Carrie Carter ~ When You Feel Like You’re Drowning

Have you ever had a near-drowning experience?

I have. I don’t remember when, but I’d guess I was between the ages of seven and nine. I don’t remember the circumstances, except that I was in over my head. Literally. What I can remember is the feeling of not being able to breathe and the panic that completely took over any ability for reasoning. I mean, everyone was told (way back in my childhood days) that once you go under for the third time, you die.

I’m still here.

I got back into the pool (not that day, but eventually) and my Daddy taught me to swim. He didn’t start by teaching me the intricate techniques of the breaststroke or how to get the best speed out of the butterfly stroke; he started by teaching me to float.

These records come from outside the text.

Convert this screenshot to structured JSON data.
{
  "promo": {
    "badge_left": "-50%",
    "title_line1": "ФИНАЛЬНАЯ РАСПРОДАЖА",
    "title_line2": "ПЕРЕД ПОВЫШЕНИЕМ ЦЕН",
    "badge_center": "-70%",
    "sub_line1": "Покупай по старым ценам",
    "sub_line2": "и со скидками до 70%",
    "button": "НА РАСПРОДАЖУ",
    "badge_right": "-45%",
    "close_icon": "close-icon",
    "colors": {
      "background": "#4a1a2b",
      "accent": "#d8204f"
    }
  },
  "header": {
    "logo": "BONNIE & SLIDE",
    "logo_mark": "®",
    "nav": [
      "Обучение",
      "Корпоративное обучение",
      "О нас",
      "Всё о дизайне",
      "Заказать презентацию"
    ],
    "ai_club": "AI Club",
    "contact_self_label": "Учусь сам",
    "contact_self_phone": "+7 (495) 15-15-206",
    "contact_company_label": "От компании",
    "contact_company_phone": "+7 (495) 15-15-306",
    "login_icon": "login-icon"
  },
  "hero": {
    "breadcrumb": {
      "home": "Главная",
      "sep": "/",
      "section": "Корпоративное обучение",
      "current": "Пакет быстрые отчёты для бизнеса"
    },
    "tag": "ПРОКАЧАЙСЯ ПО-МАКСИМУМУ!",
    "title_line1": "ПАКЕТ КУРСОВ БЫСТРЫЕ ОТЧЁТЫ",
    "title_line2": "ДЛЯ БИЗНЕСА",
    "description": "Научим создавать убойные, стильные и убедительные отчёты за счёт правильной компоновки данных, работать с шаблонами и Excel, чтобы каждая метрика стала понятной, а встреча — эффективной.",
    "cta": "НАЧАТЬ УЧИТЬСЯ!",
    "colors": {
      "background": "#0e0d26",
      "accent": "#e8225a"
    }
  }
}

“Stop thrashing around and relax.”

I didn’t trust him. There was no way I was going to allow the water to fill my nostrils and lungs, squeezing out the precious breath of life. When I floated, the water covered my ears and crept closer to my nose than with what I felt comfortable.

I fought. I whined. I clung to the edge of the pool. It was a long summer, while I hung out on the pool steps, watching my cousins pretend to be dolphins and mermaids.

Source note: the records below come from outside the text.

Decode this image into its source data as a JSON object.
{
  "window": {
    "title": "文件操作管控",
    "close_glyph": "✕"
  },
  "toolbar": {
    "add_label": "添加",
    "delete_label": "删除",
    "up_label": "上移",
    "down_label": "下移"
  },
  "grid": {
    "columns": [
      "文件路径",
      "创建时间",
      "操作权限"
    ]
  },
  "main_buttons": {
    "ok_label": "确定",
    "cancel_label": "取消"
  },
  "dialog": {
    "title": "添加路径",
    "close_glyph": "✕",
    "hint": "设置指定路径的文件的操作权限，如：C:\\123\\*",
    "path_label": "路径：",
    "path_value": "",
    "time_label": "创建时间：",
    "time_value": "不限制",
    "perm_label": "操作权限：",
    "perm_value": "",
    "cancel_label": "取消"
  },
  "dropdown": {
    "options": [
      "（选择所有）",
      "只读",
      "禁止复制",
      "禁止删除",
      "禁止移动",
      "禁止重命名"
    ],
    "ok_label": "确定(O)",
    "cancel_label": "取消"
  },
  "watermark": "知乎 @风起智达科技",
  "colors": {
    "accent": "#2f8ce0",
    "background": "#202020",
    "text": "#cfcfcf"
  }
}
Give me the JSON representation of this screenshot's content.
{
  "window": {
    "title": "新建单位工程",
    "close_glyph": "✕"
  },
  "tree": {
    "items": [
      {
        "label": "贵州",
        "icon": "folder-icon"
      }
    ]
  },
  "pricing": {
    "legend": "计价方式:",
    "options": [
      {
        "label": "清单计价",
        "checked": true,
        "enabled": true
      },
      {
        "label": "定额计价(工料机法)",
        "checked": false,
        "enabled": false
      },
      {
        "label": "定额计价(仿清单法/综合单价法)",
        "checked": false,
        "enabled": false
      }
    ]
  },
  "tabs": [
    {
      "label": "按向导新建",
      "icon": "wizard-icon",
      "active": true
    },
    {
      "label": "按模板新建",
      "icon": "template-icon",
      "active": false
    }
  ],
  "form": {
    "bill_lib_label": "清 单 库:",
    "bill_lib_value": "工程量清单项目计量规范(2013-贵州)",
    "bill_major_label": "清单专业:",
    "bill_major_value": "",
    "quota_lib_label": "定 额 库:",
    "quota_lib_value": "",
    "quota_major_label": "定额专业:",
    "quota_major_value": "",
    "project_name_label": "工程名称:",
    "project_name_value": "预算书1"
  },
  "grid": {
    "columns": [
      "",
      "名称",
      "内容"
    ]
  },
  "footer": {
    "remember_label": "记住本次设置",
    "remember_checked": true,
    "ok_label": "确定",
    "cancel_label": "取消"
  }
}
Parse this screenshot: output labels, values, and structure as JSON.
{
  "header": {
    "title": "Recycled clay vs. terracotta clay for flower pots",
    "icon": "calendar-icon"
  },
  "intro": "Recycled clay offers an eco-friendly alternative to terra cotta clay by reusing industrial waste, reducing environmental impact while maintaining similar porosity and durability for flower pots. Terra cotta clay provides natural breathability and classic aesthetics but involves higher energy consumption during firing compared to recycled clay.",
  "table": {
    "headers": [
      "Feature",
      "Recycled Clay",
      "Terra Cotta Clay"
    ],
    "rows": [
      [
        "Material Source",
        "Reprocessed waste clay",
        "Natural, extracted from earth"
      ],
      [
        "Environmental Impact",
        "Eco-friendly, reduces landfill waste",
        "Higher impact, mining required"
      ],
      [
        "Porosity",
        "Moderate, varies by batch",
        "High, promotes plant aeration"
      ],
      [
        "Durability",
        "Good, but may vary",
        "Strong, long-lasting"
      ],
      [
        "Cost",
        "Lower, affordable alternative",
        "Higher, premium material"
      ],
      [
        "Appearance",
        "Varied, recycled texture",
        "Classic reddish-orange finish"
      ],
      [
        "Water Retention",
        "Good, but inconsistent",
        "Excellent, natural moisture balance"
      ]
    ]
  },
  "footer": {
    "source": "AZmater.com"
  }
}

Finally, my desire to also be a dolphin overcame my fear of water in my nose and I remember lying flat on my back, bobbing in the water. My eyes were squinched shut, my lips were a tight pink line and I held my breath until I thought my lungs would burst.

“Relax and breathe.”

“I can’t breathe! I don’t want water in my nose!” Of course, the exhale it required to answer indignantly forced the need to inhale.

“Relax and breathe.”

So, to prove that breathing while floating on my back was to bring about inevitable death, I did. I inhaled deeply. Through my nose. That’ll show him.

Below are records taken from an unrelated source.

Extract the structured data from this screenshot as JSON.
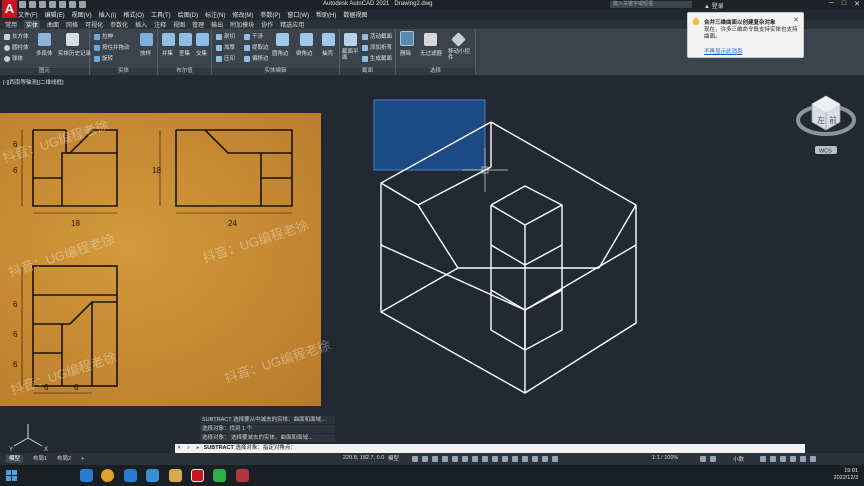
{
  "app": {
    "title": "Autodesk AutoCAD 2021",
    "drawing": "Drawing2.dwg",
    "search_placeholder": "键入关键字或短语",
    "login": "登录"
  },
  "menu": [
    "文件(F)",
    "编辑(E)",
    "视图(V)",
    "插入(I)",
    "格式(O)",
    "工具(T)",
    "绘图(D)",
    "标注(N)",
    "修改(M)",
    "参数(P)",
    "窗口(W)",
    "帮助(H)",
    "数据视图"
  ],
  "ribbon_tabs": [
    "常用",
    "实体",
    "曲面",
    "网格",
    "可视化",
    "参数化",
    "插入",
    "注释",
    "视图",
    "管理",
    "输出",
    "附加模块",
    "协作",
    "精选应用"
  ],
  "ribbon_active_tab": "实体",
  "ribbon": {
    "primitive": {
      "title": "图元",
      "items": [
        "长方体",
        "圆柱体",
        "球体"
      ],
      "big": [
        "多段体"
      ]
    },
    "solid_history": {
      "label": "实体历史记录"
    },
    "solid": {
      "title": "实体",
      "items": [
        "拉伸",
        "放样",
        "扫掠",
        "按住并拖动",
        "旋转"
      ]
    },
    "boolean": {
      "title": "布尔值",
      "items": [
        "并集",
        "差集",
        "交集"
      ]
    },
    "solid_edit": {
      "title": "实体编辑",
      "items": [
        "剖切",
        "加厚",
        "压印",
        "干涉",
        "提取边",
        "偏移边",
        "圆角边",
        "倒角边",
        "抽壳"
      ]
    },
    "section": {
      "title": "截面",
      "items": [
        "截面平面",
        "活动截面",
        "添加折弯",
        "生成截面"
      ]
    },
    "select": {
      "title": "选择",
      "items": [
        "删除",
        "无过滤器",
        "移动小控件"
      ]
    }
  },
  "notification": {
    "title": "合并三维曲面以创建复杂对象",
    "body": "现在，许多三维命令既支持实体也支持曲面。",
    "link": "不再显示此消息"
  },
  "viewport_label": "[-][西南等轴测][二维线框]",
  "reference": {
    "dims": [
      "6",
      "6",
      "18",
      "18",
      "24",
      "6",
      "6",
      "6",
      "6",
      "6"
    ],
    "watermark": "抖音：UG编程老徐"
  },
  "viewcube": {
    "face": "上",
    "left": "左",
    "front": "前",
    "wcs": "WCS"
  },
  "command": {
    "history": [
      "SUBTRACT 选择要从中减去的实体、曲面和面域...",
      "选择对象：找到 1 个",
      "选择对象：  选择要减去的实体、曲面和面域..."
    ],
    "prompt_cmd": "SUBTRACT",
    "prompt_text": "选择对象：指定对角点："
  },
  "status": {
    "tabs": [
      "模型",
      "布局1",
      "布局2"
    ],
    "active_tab": "模型",
    "coords": "220.8, 182.7, 0.0",
    "model": "模型",
    "scale": "1:1 / 100%",
    "units": "小数"
  },
  "taskbar": {
    "time": "19:01",
    "date": "2022/12/3"
  },
  "colors": {
    "accent": "#1a5fd1",
    "selection": "#1f4f8f",
    "autocad_red": "#c8141e"
  }
}
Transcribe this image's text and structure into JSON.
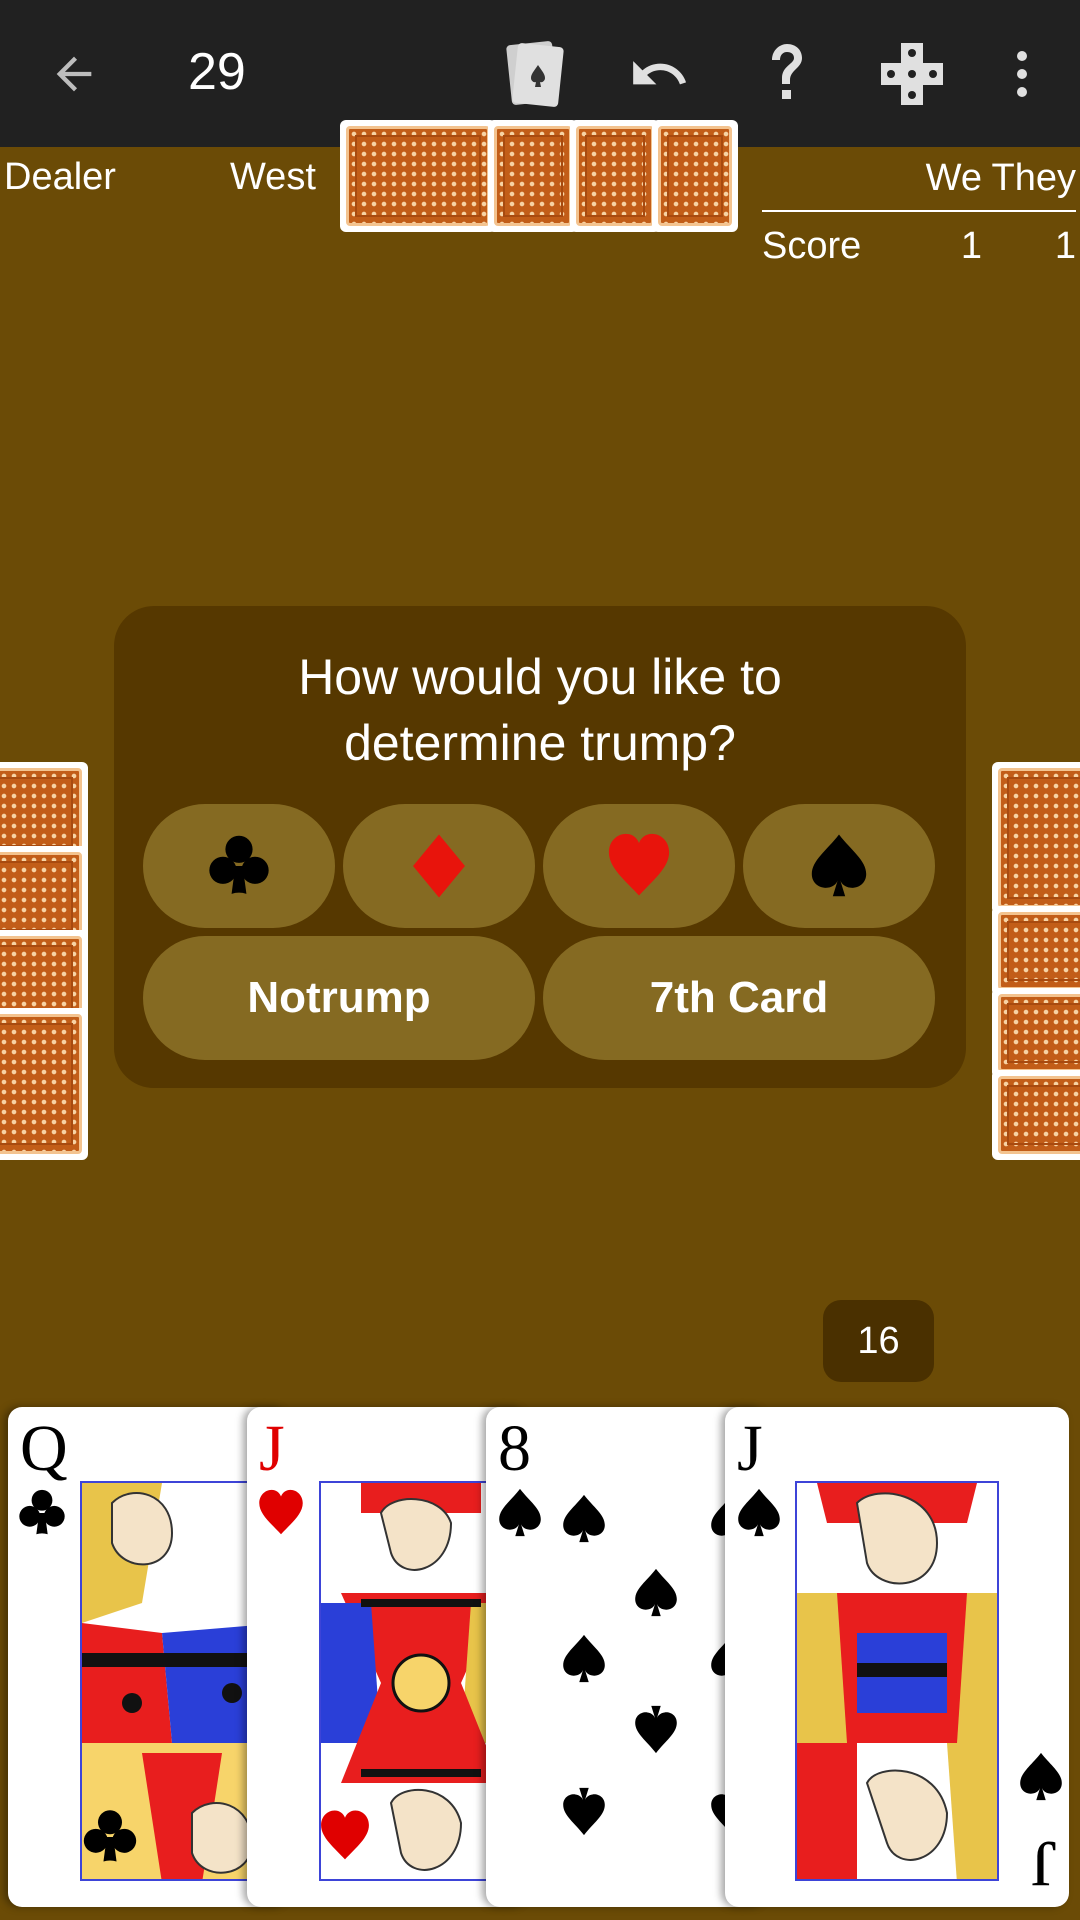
{
  "appbar": {
    "title": "29",
    "icons": [
      "back-arrow-icon",
      "cards-icon",
      "undo-icon",
      "help-icon",
      "dice-icon",
      "more-vert-icon"
    ]
  },
  "table": {
    "dealer_label": "Dealer",
    "west_label": "West"
  },
  "scoreboard": {
    "headers": [
      "",
      "We",
      "They"
    ],
    "rows": [
      {
        "label": "Score",
        "we": "1",
        "they": "1"
      }
    ]
  },
  "dialog": {
    "question": "How would you like to determine trump?",
    "suit_buttons": [
      "club-icon",
      "diamond-icon",
      "heart-icon",
      "spade-icon"
    ],
    "notrump_label": "Notrump",
    "seventh_card_label": "7th Card"
  },
  "bid_counter": "16",
  "hand": [
    {
      "rank": "Q",
      "suit": "clubs",
      "color": "#000000"
    },
    {
      "rank": "J",
      "suit": "hearts",
      "color": "#e00000"
    },
    {
      "rank": "8",
      "suit": "spades",
      "color": "#000000"
    },
    {
      "rank": "J",
      "suit": "spades",
      "color": "#000000"
    }
  ],
  "colors": {
    "felt": "#6b4b06",
    "appbar": "#212121",
    "dialog": "#563800",
    "button": "#856a22",
    "card_back": "#c25d18"
  }
}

Nothing happened, except for the feeling of pre-teen sheepishness.

How many times have I been drowning in circumstances, situations out of my control, relational pain, just life? I can’t breathe and end up going into panic mode; anyone who tries to help me puts their own life at risk, because I’m flailing around and so in-over-my-head that I couldn’t act rationally if my life depended on it.

And it does.

“Relax and breathe.”

God wants me to trust him. He wants me to stop trying to save myself from my circumstances and instead to lie back, relax, breathe through my nose, and trust him. Just float.

“Come to Me, all who are weary and heavy-laden, and I will give you rest.” Matthew 11:28 (NASB)

“When you pass through the waters, I will be with you;
And through the rivers, they will not overflow you.
When you walk through the fire, you will not be scorched,
Nor will the flame burn you.” Isaiah 43:2 (NASB)

It’s not an easy choice. Mostly because I think I can control my life better than anyone; however, it’s in those moments, when God gives me the ability to step back and see “me,” the “me” that’s irrationally thrashing and flailing and sputtering, that I realize my life is completely out of my control, but never out of his control (cue feelings of adult sheepishness).

“Relax and breathe.”

By that summer’s end, I was a member of my cousins’ dolphin pod and would’ve made Flipper proud.